Bukit Jambul is a residential neighbourhood within the Northeast Penang Island District, Penang, Malaysia. Located  southwest of the centre of George Town, the capital city of Penang, Bukit Jambul is also adjacent to the industrial town of Bayan Lepas to the south.

Transportation 

Rapid Penang bus routes 301 and 306 include stops within the neighbourhood of Bukit Jambul. These routes connect the neighbourhood with various destinations along the eastern side of Penang Island, including George Town and its suburbs, as well as the Penang International Airport. The neighbourhood is also served by two of Rapid Penang's Congestion Alleviation Transport (CAT) routes - namely Sungai Dua and Bayan Baru routes - which are provided free-of-charge.

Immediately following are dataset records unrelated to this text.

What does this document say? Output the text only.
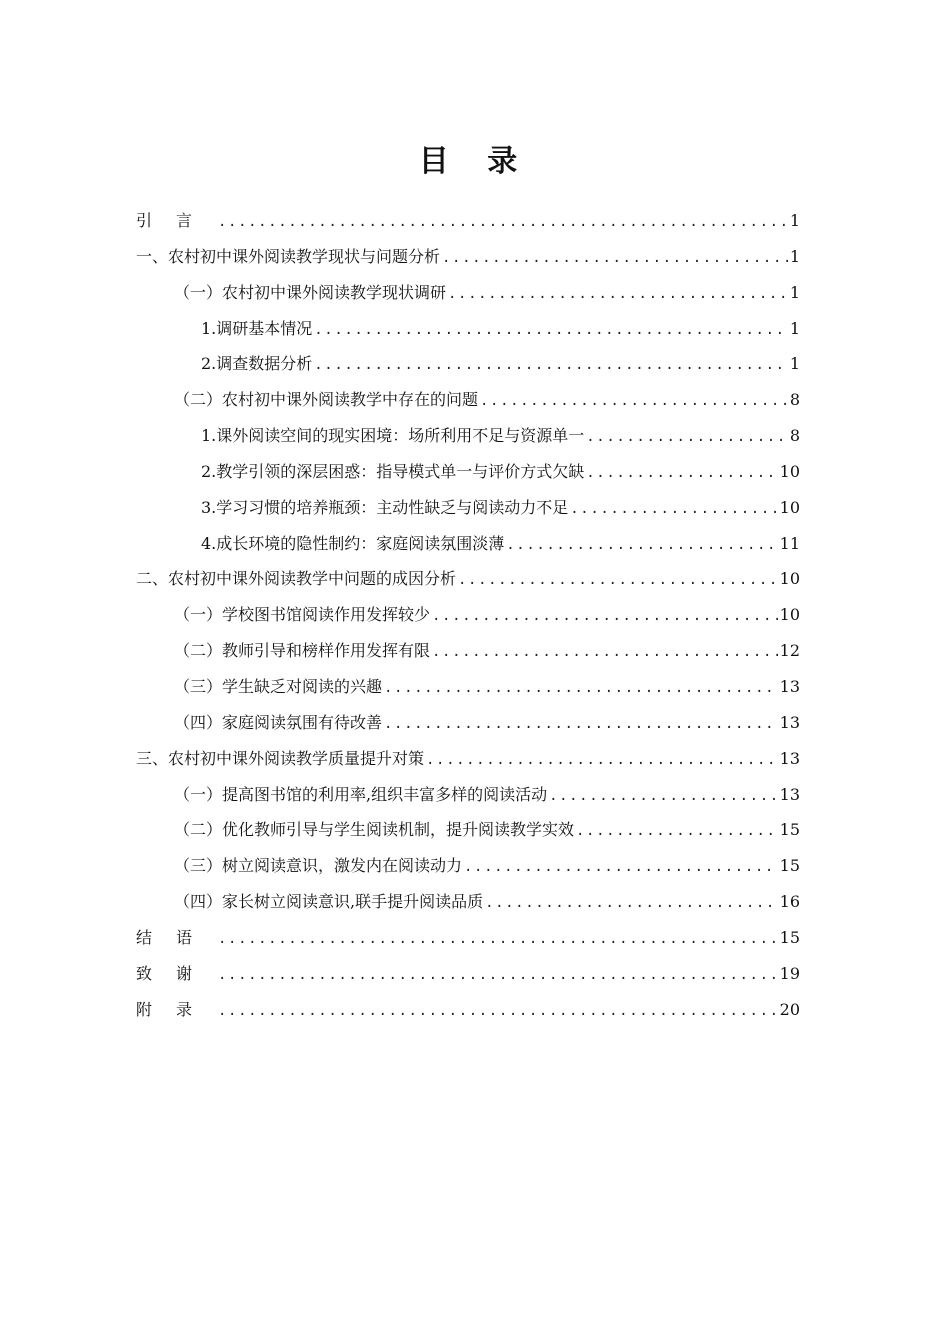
目 录
引言 .....	1
一、农村初中课外阅读教学现状与问题分析 .....	1
（一）农村初中课外阅读教学现状调研 .....	1
1.调研基本情况 .....	1
2.调查数据分析 .....	1
（二）农村初中课外阅读教学中存在的问题 .....	8
1.课外阅读空间的现实困境：场所利用不足与资源单一 .....	8
2.教学引领的深层困惑：指导模式单一与评价方式欠缺 .....	10
3.学习习惯的培养瓶颈：主动性缺乏与阅读动力不足 .....	10
4.成长环境的隐性制约：家庭阅读氛围淡薄 .....	11
二、农村初中课外阅读教学中问题的成因分析 .....	10
（一）学校图书馆阅读作用发挥较少 .....	10
（二）教师引导和榜样作用发挥有限 .....	12
（三）学生缺乏对阅读的兴趣 .....	13
（四）家庭阅读氛围有待改善 .....	13
三、农村初中课外阅读教学质量提升对策 .....	13
（一）提高图书馆的利用率,组织丰富多样的阅读活动 .....	13
（二）优化教师引导与学生阅读机制，提升阅读教学实效 .....	15
（三）树立阅读意识，激发内在阅读动力 .....	15
（四）家长树立阅读意识,联手提升阅读品质 .....	16
结语 .....	15
致谢 .....	19
附录 .....	20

Aside from these routes, Rapid Penang operates an additional three cross-strait shuttle bus routes - BEST A, BEST B and BEST C - which mainly cater to industrial workers who commute on a daily basis between Bukit Jambul, the Bayan Lepas Free Industrial Zone and Seberang Perai on the mainland.

Education 
A high school, SMK Bukit Jambul, is situated within the neighbourhood. In addition, the Penang campus of INTI International University is located within the neighbourhood as well, offering various tertiary courses and twinning programmes with foreign universities.

Sports 
Opened in 1984, the Penang Golf Club, situated within Bukit Jambul, is the sole 18-hole golf course on Penang Island. The golf course hosted the 1992 Malaysian Open, which was won by Vijay Singh, and was last renovated in 2012.

Shopping 

The nine-storey Bukit Jambul Complex was completed in 1997 and is one of the major shopping centres in the area. The mall contains over 400 shoplots and a handful of entertainment outlets, including a bowling alley and a cinema. However, it has also suffered from declining footfall in recent years, due to the 2008 financial crisis.